The Writer’s Close-Up
In cosy crime — where the pleasure lies in the noticing, in piecing things together before the big reveal — hands are an absolute gift. A character who wrings their hands in one scene and clenches them in the next is telling you something long before they open their mouth. Are they nervous? Guilty? Trying very hard to hold themselves together? The reader gets to decide, and that’s part of the fun.
I love writing those small, telling moments. The suspect who drums their fingers on the table during questioning — not because they’re anxious, but because they’re bored. The witness who smooths their skirt over and over, as though the fabric might keep everything neat and tidy if they just press hard enough. The person who reaches out to touch someone’s arm and then pulls back at the last moment, the gesture aborted before it quite arrives.
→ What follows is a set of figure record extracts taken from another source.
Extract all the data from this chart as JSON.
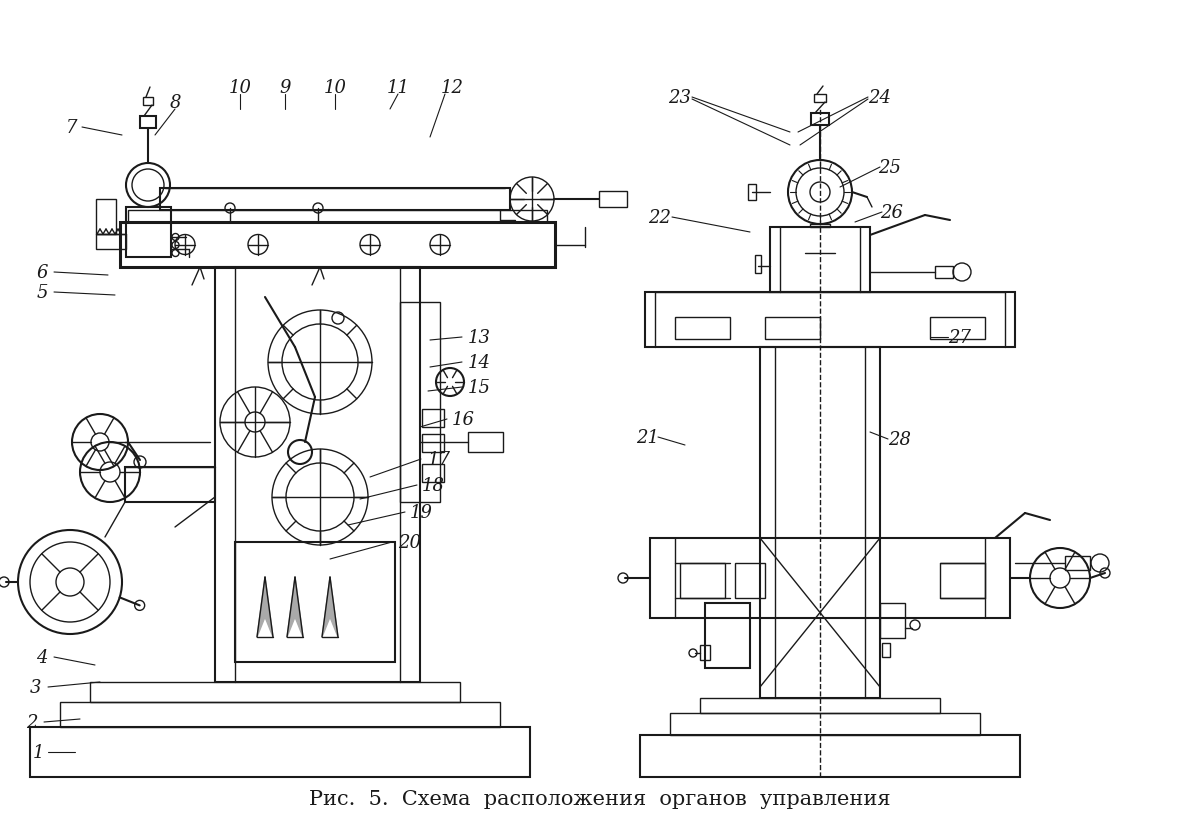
{
  "caption": "Рис.  5.  Схема  расположения  органов  управления",
  "bg_color": "#ffffff",
  "line_color": "#1a1a1a",
  "caption_fontsize": 15,
  "label_fontsize": 13
}
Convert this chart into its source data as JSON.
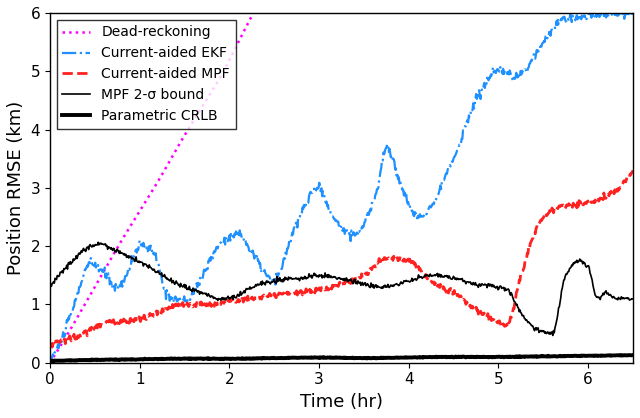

And I especially love what hands can reveal about relationships. The way two people hold hands speaks volumes — fingers loosely linked and swinging, or white-knuckled and tight, or barely touching at all. And if someone doesn’t take the hand that’s offered to them? Well. Now you’ve got a scene.
Portraits and Pages
What I took away from Duncan Shoosmith’s talk — apart from a deep admiration for anyone who can draw a convincing thumb — is a reminder that the best details are the quiet ones. A portrait isn’t just a face. A character isn’t just dialogue. A mystery isn’t just a body in the library (though I do enjoy a good body in a library).
The richness is in the periphery. The story lives in the details that most people overlook — and hands, it turns out, are full of stories. They carry a person’s history, their habits, their secrets. A painter captures that on canvas. A writer tries to capture it on the page.
So here’s my challenge to you, whether you’re a writer or a reader or simply someone who enjoys a good puzzle: the next time you’re sitting across from someone — in a café, on a train, at a dinner party — have a look at their hands. What story do they tell? What do you notice that you might have missed?
You might find there’s a character in there somewhere, waiting to be written.
And if the hands in question happen to be clutching a Norfolk Terrier, a teacup, and a suspiciously underlined train timetable all at once — well, that’s probably just Paige.